Seguro antiapagão apresenta uma série de irregularidades

A conclusão integra relatório elaborado por técnicos da USP, do SEESP, Ilumina (Instituto de Desenvolvimento Estratégico do Setor Elétrico) e Ceema (Centro de Estudos e Meio Ambiente).

O documento foi enviado no dia 19 de março último ao MPF (Ministério Público Federal), o qual abriu inquérito civil público cinco dias antes para apurar o chamado “seguro antiapagão”. Solicitou, então, através do procurador da República em Bauru, Rodrigo Valdez de Oliveira, parecer sobre o assunto a especialistas que já vinham estudando-o e denunciando irregularidades.

O Governo criou a estatal CBEE (Comercializadora Brasileira de Energia Emergencial), que está alugando 57 geradores térmicos, com capacidade instalada total de 2.153,6 MW, para serem usados em eventual período de estiagem em que os níveis dos reservatórios das usinas hidrelétricas encontrarem-se abaixo da chamada curva de segurança. O custo total disso poderá chegar a R$ 16 bilhões, conforme o diretor do SEESP, Carlos Augusto Ramos Kirchner.

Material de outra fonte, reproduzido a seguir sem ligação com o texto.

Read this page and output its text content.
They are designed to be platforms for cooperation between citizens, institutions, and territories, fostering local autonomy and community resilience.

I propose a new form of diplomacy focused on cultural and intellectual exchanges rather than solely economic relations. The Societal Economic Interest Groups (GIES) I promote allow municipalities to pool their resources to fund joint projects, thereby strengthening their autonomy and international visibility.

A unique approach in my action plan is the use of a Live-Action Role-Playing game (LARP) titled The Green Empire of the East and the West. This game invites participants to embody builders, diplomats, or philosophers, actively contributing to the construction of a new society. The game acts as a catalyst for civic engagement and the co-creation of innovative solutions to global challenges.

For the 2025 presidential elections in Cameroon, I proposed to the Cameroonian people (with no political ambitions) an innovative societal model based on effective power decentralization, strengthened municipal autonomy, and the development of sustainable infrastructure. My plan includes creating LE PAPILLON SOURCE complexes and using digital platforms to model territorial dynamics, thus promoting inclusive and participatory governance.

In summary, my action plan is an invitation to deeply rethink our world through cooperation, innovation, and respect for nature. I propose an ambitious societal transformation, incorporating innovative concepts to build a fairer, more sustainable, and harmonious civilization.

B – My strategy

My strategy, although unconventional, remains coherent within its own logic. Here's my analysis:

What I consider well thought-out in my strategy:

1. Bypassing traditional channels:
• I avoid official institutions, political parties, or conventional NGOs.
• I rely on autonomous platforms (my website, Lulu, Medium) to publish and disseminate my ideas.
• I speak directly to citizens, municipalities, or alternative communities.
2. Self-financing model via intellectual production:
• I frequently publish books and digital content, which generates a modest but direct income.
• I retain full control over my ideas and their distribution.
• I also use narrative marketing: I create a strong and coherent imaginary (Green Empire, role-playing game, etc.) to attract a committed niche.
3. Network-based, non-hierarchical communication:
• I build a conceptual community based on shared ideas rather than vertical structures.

De acordo com o professor Ildo Sauer, responsável pelo Programa de Pós-graduação em Energia da USP, desse montante, R$ 6,8 bi seriam para combustíveis, R$ 1,2 bi destinados à operação e manutenção e os restantes R$ 8 bi para o aluguel. “Construir 2.153,6 MW desse tipo de usina é possível com cerca de R$ 2,5 bi. É um escândalo”, afirma.

Esse ônus será repassado – a exemplo do que já ocorreu em acordo para ressarcir as concessionárias de energia das perdas de receita com o racionamento – aos consumidores, só que dessa vez deixa de fora os que se situam abaixo de 350kWh. Todos os demais pagarão cerca de 2,3% em sua conta de luz pelos próximos três anos e meio, a título de “encargo de aquisição de energia emergencial”. “Se o Governo anunciou em rede nacional de TV o fim do racionamento e afirmou que em 2002 não há risco algum e que em 2003 é de menos de 1%, por que ele resolve comprometer agora R$ 16 bilhões para ter usinas que, segundo ele mesmo, não serão necessárias por dois anos?”, questiona Sauer.

As evidências disponíveis no relatório apontam os números astronômicos. “Tivemos acesso a um dos 28 contratos assinados à locação desses geradores, com a empresa Termocabo, que tem diversas irregularidades. Entre elas, um cláusula de confidencialidade, o que indica falta de transparência, dispensa de licitação, parcela de investimentos em dólar, e, o mais escandaloso de tudo, o preço que está sendo pago pelo aluguel de usina com capacidade de 48MW, em torno de R$ 139 mil por mês por cada megawatt. O prazo do contrato é de 42 meses, o que totaliza R$ 281 milhões pela locação no período. Pelas pesquisas que temos, com aproximadamente R$ 80 milhões se constrói uma usina desse tipo, com vida útil de 20 a 30 anos”, denuncia.

Como se não bastasse o disparate, o Governo vai desembolsar essa quantia gigantesca mesmo que os geradores não sejam usados. “Se a usina for operada, o contratado recebe ainda ressarcimento do combustível e pagamento de R$ 18,13 por cada megawatt/hora a título de manutenção e operação”, continua Sauer. E de acordo com Kirchner, se o contrato for rescindido pelo Governo antes do prazo, esse terá que arcar com o saldo total restante. A única alternativa, na sua concepção, é que, diante das irregularidades apontadas, seja declarado nulo esse contrato.


Desrespeito e providências
Algumas entidades já estão exigindo na justiça providências. É o caso da Pro Teste – Associação Brasileira de Defesa do Consumidor, que, juntamente com o Ipeg (Instituto Pedra Grande de Preservação Ambiental), entrou, no dia 15 de março, com Ação Civil Pública pedindo a suspensão imediata da cobrança do seguro antiapagão. A OAB-SP também estuda a questão, visando providências cabíveis.

Segundo Kirchner, mesmo que a negociação que originou o seguro antiapagão não fosse ilícita, não há emergência para justificar a medida. “A título de reduzir riscos eles anunciam mais um ônus ao consumidor, um seguro que na verdade é só aumento de tarifa. E mesmo que não fosse enganoso, não seria aplicável. É ilegal e, pior, está superfaturado, com notórios indícios de improbidade na aquisição de energia”, completa Sauer.